When Greed Isn’t Good: Impulses That Will Cost You

By Eric Fry

Editor’s Note: Want to hear a joke?

What do you get when the Dow drops 666 points on Friday, another 1,175 on Monday and then ends 567 points up yesterday?

A big “nothing burger.”

Okay, I don’t want to be totally dismissive – maybe more like “nothing sliders.”

If you’ve been following the strategists at Investment U, you know that the recent volatility in the market is not akin to the dot-com implosion of 2000 or the Great Recession of 2008.

For starters, the economy’s fundamentals are strong – very strong. As fourth quarter earnings continue to come in, more than 75% have beaten Wall Street’s expectations.

Unemployment is low, wages are rising (as are interest rates, which isn’t a bad thing considering we’ve been at near zero for a decade) and Trump’s tax reform is taking hold – I hear a new story almost daily about yet another company planning to invest more in its business or give its employees surprise bonuses.

Today’s guest contributor, Macro Strategist Eric Fry, wrote last week about market volatility. He believes that the market is likely correcting for some of the more recent speculative greed that’s caused its value to artificially inflate.

So the moral of my note today is to remain calm. We here at The Oxford Club believe this will all shake out and possibly provide some great value-buying opportunities in the weeks and months ahead.

By the way, if you want to tell a really good joke, use one that starts with “A priest, a rabbi and a kangaroo walk into a bar…” And if you want to hear more from Eric Fry, click here.

– Donna DiVenuto-Ball, Managing Editor

Greed isn’t always good. Sometimes it’s a very costly impulse. The present moment may be one of those times.

Greed seduces; it never promises. Sometimes its seductions deliver a satisfying result… other times, not so much. That’s why greed is such an unreliable investment partner… especially when greed’s guidance is pointing toward a “sure thing.”

The more an investment seems like a sure thing, the more likely it is to disappoint, if not utterly fail.

In the world of investing, we call greed “bullishness.” The opposite sentiments of caution and fear are called “bearishness.” Whenever either one of these sentiments reaches an extreme among the investing public, the stock market typically reverses course and heads in the opposite direction.

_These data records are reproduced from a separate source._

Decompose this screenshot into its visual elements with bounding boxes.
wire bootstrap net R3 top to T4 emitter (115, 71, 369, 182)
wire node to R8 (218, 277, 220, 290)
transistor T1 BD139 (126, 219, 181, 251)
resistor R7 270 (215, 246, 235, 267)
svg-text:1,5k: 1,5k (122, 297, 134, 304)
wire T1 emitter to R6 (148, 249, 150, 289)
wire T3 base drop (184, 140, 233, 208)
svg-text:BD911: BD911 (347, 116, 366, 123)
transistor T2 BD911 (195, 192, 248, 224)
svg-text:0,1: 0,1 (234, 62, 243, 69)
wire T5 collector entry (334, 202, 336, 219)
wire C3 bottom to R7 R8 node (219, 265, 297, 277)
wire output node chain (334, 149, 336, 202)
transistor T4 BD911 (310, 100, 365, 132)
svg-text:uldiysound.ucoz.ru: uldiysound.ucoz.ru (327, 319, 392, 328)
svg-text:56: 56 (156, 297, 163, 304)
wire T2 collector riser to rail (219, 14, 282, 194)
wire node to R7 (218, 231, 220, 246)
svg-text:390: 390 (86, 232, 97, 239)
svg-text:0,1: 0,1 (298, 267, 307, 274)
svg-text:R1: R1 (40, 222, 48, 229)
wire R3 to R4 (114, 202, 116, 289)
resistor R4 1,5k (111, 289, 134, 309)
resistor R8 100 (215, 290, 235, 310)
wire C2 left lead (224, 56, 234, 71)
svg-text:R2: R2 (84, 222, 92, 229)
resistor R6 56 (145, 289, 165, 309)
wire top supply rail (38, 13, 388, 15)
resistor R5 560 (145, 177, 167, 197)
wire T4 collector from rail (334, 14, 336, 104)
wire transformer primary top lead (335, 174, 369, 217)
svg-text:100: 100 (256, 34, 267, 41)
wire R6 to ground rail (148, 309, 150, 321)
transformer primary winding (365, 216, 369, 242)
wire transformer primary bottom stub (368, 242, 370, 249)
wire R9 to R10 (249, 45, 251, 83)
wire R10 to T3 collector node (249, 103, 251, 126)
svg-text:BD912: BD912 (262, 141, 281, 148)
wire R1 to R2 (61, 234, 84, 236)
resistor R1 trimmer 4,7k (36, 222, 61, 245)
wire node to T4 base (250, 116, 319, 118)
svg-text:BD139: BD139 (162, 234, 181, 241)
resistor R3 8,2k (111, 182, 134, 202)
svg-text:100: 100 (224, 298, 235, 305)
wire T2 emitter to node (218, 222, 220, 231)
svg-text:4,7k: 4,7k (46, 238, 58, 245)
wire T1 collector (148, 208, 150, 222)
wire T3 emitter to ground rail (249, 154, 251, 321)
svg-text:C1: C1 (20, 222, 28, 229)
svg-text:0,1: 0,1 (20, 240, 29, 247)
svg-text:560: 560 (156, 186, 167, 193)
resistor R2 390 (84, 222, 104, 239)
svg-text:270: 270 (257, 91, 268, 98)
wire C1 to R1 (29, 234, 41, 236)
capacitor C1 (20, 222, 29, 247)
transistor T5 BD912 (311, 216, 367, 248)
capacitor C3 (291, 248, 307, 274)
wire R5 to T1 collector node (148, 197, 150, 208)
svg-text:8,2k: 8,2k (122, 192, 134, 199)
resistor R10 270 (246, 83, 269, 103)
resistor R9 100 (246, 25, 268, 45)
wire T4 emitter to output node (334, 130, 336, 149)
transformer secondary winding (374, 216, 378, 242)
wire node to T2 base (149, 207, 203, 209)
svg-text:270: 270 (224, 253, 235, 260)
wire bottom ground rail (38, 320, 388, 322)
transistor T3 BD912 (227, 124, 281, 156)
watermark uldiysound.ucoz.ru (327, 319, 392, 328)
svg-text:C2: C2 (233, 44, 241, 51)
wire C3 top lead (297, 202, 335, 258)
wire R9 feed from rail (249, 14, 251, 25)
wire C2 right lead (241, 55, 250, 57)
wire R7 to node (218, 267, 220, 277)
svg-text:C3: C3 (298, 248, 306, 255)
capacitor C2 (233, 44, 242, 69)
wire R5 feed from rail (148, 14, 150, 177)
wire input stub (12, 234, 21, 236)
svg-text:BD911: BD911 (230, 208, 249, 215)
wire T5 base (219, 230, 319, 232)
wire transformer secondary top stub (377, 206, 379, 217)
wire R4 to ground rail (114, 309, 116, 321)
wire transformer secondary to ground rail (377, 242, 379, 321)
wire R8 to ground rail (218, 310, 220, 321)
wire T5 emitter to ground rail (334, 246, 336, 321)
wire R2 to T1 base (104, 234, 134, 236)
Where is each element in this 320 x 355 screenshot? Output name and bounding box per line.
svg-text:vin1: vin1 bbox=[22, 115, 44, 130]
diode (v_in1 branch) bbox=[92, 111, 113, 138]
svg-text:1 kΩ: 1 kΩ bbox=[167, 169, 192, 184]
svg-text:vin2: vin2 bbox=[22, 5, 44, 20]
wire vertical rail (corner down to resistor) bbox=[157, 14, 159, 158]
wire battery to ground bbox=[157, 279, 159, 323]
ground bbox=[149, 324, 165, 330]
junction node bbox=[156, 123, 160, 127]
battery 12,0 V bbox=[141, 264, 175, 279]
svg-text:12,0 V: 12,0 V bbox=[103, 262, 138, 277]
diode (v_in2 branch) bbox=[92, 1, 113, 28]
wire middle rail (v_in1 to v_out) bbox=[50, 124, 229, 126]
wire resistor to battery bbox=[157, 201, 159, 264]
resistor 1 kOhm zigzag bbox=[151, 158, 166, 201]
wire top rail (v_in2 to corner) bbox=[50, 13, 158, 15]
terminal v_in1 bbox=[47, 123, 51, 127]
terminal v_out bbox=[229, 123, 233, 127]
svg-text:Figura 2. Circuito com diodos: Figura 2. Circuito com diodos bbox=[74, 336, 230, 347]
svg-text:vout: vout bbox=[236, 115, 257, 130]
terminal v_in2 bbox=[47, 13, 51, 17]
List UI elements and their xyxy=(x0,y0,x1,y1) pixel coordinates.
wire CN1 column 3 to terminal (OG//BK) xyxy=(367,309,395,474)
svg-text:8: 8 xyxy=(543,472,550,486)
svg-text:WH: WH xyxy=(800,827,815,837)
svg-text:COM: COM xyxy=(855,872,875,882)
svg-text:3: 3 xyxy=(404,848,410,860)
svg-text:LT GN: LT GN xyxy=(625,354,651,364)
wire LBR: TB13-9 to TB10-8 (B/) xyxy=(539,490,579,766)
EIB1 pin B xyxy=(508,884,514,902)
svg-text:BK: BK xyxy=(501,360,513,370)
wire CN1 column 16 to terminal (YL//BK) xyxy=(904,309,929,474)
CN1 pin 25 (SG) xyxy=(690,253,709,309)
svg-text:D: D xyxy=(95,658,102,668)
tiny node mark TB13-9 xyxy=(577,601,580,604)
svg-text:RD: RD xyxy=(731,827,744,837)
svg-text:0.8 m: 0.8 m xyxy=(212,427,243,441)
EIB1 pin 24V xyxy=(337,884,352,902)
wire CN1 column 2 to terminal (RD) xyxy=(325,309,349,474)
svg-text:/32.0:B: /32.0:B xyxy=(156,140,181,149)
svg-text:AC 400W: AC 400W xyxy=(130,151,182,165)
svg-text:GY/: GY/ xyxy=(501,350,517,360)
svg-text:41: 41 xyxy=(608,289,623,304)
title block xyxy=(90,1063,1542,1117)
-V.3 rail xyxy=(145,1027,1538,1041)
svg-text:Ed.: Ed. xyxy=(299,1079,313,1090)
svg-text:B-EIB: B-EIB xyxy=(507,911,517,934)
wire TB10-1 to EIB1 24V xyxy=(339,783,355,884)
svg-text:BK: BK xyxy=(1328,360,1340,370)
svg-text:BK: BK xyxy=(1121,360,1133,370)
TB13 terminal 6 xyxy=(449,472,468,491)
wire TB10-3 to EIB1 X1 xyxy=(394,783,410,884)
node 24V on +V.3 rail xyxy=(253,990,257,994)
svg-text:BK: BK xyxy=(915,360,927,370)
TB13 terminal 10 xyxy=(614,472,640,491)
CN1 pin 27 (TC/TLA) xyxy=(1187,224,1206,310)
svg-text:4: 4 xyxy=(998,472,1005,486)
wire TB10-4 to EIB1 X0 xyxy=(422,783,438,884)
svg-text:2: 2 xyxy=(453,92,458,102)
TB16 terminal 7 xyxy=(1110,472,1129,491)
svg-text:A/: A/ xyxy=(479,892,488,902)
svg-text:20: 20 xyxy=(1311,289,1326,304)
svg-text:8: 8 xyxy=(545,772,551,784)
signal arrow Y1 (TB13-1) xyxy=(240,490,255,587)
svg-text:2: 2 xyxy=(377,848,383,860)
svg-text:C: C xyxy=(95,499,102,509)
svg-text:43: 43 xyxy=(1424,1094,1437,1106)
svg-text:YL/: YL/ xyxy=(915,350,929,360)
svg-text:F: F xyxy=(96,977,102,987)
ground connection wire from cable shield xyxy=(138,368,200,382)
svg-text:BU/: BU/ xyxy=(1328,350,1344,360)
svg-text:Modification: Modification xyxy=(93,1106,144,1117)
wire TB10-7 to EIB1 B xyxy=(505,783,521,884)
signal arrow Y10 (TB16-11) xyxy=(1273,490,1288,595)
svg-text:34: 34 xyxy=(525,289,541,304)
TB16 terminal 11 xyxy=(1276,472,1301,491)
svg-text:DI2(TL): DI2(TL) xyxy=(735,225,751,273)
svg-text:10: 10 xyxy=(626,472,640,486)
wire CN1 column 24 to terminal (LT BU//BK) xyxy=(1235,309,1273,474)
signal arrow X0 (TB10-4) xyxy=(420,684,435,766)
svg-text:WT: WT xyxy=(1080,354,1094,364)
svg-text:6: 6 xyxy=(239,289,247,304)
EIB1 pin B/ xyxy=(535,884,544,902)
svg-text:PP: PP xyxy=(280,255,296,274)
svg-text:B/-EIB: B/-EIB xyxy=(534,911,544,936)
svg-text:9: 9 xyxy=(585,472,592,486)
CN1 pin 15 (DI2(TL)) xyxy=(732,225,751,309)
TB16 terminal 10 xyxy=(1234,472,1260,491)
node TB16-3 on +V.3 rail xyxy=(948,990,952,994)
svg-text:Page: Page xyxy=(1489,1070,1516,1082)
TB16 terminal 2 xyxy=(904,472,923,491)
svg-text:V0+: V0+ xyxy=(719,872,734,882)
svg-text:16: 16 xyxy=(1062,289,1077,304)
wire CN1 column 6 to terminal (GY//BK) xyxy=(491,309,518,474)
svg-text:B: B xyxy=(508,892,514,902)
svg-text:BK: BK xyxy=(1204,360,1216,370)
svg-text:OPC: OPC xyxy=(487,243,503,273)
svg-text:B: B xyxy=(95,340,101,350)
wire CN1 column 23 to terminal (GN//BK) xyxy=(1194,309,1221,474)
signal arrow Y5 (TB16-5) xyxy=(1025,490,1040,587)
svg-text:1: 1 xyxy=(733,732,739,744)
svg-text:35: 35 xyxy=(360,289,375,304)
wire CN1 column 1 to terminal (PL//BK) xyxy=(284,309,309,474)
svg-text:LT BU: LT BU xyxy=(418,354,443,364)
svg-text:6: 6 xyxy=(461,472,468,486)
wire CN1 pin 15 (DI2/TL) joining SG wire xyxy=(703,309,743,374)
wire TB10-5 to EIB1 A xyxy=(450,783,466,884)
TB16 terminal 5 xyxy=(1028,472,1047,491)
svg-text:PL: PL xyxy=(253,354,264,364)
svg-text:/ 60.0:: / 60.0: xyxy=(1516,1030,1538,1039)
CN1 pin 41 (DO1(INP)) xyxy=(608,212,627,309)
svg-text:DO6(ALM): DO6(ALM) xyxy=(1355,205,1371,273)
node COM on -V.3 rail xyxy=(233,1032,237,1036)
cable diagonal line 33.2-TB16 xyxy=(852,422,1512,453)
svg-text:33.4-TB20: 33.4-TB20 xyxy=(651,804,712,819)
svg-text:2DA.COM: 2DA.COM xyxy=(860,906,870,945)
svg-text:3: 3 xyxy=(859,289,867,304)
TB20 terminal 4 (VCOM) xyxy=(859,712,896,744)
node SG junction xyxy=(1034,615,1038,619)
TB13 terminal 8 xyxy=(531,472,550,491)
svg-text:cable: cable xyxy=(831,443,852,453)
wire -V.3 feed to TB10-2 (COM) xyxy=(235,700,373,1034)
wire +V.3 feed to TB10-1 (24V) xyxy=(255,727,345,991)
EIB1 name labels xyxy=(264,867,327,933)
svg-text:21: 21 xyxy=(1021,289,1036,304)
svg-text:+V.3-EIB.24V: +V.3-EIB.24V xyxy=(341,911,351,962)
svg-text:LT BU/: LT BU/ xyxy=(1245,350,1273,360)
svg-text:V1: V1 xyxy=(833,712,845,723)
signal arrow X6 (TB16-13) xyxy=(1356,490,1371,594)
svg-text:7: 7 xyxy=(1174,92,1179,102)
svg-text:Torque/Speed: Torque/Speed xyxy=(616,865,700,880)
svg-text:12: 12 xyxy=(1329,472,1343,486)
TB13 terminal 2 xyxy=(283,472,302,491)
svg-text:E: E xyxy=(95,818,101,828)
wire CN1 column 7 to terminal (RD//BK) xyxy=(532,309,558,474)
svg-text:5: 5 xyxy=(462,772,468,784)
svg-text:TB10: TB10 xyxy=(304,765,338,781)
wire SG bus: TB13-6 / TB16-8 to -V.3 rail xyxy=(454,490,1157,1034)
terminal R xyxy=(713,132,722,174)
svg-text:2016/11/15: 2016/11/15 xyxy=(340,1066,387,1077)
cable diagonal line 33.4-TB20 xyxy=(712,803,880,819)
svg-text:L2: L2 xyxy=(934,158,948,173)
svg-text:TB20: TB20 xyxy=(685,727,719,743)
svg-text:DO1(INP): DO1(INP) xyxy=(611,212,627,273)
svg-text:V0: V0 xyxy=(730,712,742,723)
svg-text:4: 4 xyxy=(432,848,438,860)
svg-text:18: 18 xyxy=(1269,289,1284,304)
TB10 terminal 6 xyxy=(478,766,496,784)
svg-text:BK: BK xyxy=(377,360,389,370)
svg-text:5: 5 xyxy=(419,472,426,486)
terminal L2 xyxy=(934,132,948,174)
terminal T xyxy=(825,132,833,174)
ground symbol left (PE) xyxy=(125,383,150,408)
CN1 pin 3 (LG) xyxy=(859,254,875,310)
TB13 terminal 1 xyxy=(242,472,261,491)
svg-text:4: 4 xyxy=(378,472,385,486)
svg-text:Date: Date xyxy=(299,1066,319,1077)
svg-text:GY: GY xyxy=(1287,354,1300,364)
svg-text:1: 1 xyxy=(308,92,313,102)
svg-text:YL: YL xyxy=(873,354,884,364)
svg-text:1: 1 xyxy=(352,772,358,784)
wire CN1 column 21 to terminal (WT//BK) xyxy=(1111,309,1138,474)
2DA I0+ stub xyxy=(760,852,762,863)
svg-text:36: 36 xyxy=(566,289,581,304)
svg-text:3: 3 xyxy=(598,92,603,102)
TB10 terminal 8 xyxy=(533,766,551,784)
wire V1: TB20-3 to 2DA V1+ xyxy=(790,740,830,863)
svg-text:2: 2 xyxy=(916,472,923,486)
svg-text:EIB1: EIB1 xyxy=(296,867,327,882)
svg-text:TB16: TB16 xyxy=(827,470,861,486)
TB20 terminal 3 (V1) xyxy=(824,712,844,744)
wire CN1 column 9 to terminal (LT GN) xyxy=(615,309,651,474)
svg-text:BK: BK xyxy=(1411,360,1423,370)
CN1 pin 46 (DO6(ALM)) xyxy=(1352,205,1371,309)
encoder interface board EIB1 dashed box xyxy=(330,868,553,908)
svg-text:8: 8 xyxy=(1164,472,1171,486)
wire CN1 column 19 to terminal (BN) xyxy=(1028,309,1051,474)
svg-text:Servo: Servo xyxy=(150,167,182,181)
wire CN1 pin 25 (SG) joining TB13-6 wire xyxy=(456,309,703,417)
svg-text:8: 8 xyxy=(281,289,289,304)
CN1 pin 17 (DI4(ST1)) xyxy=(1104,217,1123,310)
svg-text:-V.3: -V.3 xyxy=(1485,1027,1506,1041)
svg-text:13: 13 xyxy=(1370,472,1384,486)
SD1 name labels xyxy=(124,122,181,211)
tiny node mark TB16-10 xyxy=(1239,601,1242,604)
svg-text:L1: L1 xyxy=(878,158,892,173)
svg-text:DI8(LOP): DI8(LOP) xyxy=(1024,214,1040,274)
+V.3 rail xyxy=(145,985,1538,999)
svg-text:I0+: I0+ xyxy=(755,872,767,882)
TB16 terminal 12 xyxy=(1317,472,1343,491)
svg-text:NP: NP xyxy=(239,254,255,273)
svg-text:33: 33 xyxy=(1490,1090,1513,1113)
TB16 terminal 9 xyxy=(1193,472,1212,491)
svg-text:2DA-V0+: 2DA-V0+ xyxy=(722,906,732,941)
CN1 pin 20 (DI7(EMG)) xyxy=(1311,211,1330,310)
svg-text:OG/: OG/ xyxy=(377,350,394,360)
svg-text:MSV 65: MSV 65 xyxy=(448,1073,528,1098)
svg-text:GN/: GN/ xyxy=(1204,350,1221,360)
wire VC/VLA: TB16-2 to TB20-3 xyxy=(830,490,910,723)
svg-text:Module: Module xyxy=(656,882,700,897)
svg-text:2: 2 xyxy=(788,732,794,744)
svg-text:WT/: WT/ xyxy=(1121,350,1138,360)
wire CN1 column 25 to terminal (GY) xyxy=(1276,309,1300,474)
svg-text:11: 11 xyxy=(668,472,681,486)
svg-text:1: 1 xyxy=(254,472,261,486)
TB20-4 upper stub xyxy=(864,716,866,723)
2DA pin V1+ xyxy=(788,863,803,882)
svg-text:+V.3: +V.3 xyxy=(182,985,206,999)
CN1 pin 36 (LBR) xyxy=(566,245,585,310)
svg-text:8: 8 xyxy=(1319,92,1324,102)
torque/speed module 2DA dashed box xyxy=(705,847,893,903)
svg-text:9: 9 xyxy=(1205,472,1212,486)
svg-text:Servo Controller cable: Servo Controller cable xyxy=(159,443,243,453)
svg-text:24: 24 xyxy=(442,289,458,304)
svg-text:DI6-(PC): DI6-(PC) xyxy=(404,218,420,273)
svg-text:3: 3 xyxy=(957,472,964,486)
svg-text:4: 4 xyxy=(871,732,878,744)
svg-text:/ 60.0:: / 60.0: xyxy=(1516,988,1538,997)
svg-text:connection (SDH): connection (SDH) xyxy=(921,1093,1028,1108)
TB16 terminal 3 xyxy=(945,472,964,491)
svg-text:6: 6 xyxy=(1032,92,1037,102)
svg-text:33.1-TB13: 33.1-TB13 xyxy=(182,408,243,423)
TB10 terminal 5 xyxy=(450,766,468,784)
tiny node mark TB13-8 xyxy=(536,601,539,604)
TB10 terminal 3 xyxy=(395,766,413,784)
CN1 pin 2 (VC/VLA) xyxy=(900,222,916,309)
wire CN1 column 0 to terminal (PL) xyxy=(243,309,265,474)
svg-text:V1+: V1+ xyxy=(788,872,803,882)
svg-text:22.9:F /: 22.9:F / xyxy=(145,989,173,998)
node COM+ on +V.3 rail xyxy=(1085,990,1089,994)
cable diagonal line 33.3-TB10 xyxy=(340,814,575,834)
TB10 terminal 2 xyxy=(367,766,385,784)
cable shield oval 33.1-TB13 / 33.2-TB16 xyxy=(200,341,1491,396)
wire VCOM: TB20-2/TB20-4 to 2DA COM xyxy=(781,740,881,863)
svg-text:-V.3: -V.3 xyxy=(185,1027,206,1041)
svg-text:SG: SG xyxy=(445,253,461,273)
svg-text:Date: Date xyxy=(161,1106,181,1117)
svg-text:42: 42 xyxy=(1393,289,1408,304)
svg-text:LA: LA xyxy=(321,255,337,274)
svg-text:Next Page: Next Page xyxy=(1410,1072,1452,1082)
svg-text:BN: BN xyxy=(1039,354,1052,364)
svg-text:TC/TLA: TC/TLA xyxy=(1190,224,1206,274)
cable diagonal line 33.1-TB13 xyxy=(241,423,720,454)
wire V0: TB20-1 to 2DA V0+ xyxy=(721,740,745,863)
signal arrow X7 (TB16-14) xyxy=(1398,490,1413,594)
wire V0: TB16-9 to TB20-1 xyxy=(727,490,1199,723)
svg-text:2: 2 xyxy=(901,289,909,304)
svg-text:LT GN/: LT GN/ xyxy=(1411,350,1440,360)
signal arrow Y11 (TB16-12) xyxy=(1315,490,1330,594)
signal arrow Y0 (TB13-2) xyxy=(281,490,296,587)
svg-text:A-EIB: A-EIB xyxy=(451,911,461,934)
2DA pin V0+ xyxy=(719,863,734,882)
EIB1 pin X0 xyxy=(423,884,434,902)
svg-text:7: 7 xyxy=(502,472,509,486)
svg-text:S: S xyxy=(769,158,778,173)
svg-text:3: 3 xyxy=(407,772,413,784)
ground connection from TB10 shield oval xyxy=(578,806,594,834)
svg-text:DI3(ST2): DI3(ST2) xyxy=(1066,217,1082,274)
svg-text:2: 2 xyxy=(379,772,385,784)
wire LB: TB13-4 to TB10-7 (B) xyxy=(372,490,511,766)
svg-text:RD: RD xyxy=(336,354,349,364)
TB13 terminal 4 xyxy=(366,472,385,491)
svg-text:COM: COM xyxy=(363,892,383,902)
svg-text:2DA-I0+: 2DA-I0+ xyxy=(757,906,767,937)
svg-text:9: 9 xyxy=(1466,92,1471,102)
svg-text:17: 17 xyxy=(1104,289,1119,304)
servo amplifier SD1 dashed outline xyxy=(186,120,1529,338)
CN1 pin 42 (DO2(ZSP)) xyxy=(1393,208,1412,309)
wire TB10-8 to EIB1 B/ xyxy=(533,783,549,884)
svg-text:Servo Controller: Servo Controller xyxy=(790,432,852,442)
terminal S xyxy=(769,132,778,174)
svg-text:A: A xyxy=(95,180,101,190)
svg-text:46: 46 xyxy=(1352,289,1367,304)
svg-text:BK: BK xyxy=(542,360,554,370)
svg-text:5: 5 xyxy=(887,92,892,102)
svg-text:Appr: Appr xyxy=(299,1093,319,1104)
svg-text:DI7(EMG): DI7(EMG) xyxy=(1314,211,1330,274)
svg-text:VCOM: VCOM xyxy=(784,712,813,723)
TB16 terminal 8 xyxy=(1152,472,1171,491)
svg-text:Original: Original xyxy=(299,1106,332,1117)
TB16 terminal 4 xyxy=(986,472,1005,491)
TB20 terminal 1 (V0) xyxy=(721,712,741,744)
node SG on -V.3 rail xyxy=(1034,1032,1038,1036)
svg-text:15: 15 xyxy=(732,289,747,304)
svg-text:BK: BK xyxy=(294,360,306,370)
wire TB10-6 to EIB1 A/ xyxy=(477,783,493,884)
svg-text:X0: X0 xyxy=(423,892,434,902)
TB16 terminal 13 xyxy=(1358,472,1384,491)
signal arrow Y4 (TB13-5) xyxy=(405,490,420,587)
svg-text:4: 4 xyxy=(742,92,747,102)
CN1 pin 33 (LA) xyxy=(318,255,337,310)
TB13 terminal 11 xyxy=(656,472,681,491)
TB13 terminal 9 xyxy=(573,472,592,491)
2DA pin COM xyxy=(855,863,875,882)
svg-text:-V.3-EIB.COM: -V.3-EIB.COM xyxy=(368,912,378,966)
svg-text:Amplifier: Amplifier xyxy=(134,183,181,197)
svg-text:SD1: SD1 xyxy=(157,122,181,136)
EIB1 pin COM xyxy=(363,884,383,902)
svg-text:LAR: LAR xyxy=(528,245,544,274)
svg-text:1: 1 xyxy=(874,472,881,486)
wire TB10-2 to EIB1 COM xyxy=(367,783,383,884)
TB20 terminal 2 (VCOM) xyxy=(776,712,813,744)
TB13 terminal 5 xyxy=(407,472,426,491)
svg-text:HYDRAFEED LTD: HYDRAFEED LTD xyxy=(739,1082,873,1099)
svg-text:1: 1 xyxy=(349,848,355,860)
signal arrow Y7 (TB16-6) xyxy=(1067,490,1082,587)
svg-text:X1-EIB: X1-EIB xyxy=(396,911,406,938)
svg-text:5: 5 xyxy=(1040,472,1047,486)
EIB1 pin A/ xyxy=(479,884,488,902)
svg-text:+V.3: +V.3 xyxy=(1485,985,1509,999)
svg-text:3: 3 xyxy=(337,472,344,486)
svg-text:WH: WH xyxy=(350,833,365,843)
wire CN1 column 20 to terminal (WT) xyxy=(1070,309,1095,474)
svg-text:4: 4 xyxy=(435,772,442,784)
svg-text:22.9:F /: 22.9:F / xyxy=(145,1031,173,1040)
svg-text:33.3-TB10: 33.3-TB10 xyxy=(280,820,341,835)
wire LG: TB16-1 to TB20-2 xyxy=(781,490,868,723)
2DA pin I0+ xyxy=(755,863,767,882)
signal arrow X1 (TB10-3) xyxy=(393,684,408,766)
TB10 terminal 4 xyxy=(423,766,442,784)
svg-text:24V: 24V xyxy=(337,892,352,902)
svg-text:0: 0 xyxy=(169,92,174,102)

In other words, investors tend to become extremely bullish at major stock market peaks, just before a sell-off begins. And they become extremely bearish at major stock market bottoms, just before a new upswing begins.

These patterns have repeated themselves over and over again throughout the long history of financial market booms and busts.

At first blush, it may seem confusing and counterintuitive that extreme bullishness would precede a sell-off. But actually, this phenomenon is fairly straightforward.

When investors lack fear, they also lack caution… and when they lack caution, they take risks. The longer those risks pay off, the more invulnerable they feel.